Once you have the file, you need to use either PowerShell or Azure-CLI to create the new role in Azure using the JSON file you created. The Azure-CLI command documentation can be found here.

 

 

az role definition create --role-definition vm-restart.json 

 

 

Once the role has been create you can use the following command to assign it to a group or user(s)

 

 

az role assignment create --role "Restart Virtual Machines" --assignee rebecca@nepeters.com

 

 

or assign it using the portal. As you can see bellow.  We now have a new role (1) and it is assigned to the Rebecca user as per our last command.

 

 

Here you go.  It's pretty simple to create your own roles.  However,  there needs to be significant thoughts around the entire governance issue.

 

For now.  more information about RBAC for Azure resources and Custom roles for Azure resources can be found in our docs.

 

To view the list of operations, see the Azure Resource Manager resource provider operations.

 

I hope you found this helpful.  let us know in the comments what topics you want us to cover.

 

Cheers!

 

Pierre

 

Updated May 29, 2019
Version 2.0
  • Rajkumar1300's avatar
    Rajkumar1300
    Copper Contributor

    Hi Guys,

     

    I tried creating the below custom role. Although it got created, when i assigned an user to it and attempted to test it. I could notice that it was still allowing the user to buy an VM image from Marketplace.  Ultimately, i'm after a Custom Role, which should have Contributor level access, however they should be denied to buy anything from Azure Marketplace. 

     

    {
    "Name": "Contributor with Deny permissions",
    "IsCustom": true,
    "Description": "Contributor with Deny permissions for MarketPlace Access",
    "Actions": [
    "*"
    ],
    "NotActions": [
    "Microsoft.Marketplace/*",
    "Microsoft.MarketplaceApps/*",
    "Microsoft.Authorization/*/Delete",
    "Microsoft.Authorization/*/Write",
    "Microsoft.Authorization/elevateAccess/Action",
    "Microsoft.Blueprint/blueprintAssignments/write",
    "Microsoft.Blueprint/blueprintAssignments/delete",
    "Microsoft.MarketplaceOrdering/*"
    ],
    "DataActions": [
    ],
    "NotDataActions": [
    ],
    "AssignableScopes": [
    "/subscriptions/XXXXXX-XXXX-XXXX-XXXX-XXXXXXXX"
    ]
    }
  • Ah!  i get it.  yes you can.

    In the Access Control (IAM) section you can click on Roles

     

    select the role you want to check out.

     

    click the Permissions option. and from there you can navigate the Resource Providers and 

    see the permissions for each item. 

    Please keep in mind that this part is still in preview...

     

    I hope this helps

  • wroot's avatar
    wroot
    Silver Contributor

    What i meant is how can one at a glance (without having the JSON file) check what actual permissions are? In the last screenshot, can i click on the "Restart Virtual Machi..." link in the Role column and see what the actual permissions are set for this custom role?

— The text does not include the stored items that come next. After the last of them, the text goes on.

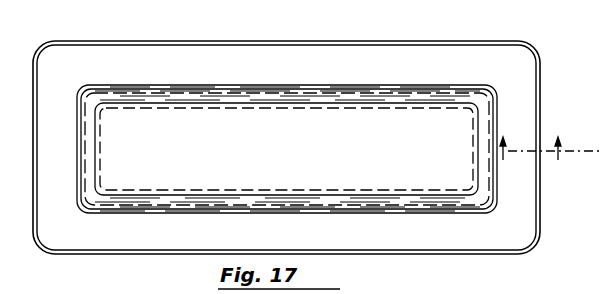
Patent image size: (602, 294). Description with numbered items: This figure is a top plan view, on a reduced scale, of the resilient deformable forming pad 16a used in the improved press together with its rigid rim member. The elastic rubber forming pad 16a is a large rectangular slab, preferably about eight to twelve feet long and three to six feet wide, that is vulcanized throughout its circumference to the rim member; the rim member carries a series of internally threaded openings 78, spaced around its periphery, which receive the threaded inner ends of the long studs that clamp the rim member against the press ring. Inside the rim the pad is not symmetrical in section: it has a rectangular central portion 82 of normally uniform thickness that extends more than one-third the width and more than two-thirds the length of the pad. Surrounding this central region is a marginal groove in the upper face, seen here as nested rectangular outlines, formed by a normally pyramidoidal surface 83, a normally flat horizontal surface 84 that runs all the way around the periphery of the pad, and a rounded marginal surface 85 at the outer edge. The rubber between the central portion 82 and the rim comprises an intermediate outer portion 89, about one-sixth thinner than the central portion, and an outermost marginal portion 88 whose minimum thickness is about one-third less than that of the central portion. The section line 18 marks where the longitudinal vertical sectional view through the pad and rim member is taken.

The elastic rubber forming pad 16a is at (115, 36).
The internally threaded openings 78 is at (160, 44).
The rectangular central portion 82 is at (286, 163).
The pyramidoidal surface 83 is at (138, 95).
The flat horizontal surface 84 is at (58, 113).
The rounded marginal surface 85 is at (522, 60).
The marginal portion 88 is at (513, 244).
The outer portion 89 is at (477, 232).
The section line 18- 18 is at (548, 164).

  • wroot If you look in the JSON file, you will notice the Actions NoActions section where you can set granular permissions or  explicitly deny action.

     

    You can refer to this page https://aka.ms/AA5243q to see the list of the operations available for each Azure Resource Manager resource provider. These operations can be used in custom roles to provide granular role-based access control (RBAC) to resources in Azure. Operation strings have the following format: {Company}.{ProviderName}/{resourceType}/{action}

     

    I hope this helps

  • wroot's avatar
    wroot
    Silver Contributor

    How does one check what this custom role allows the user to do?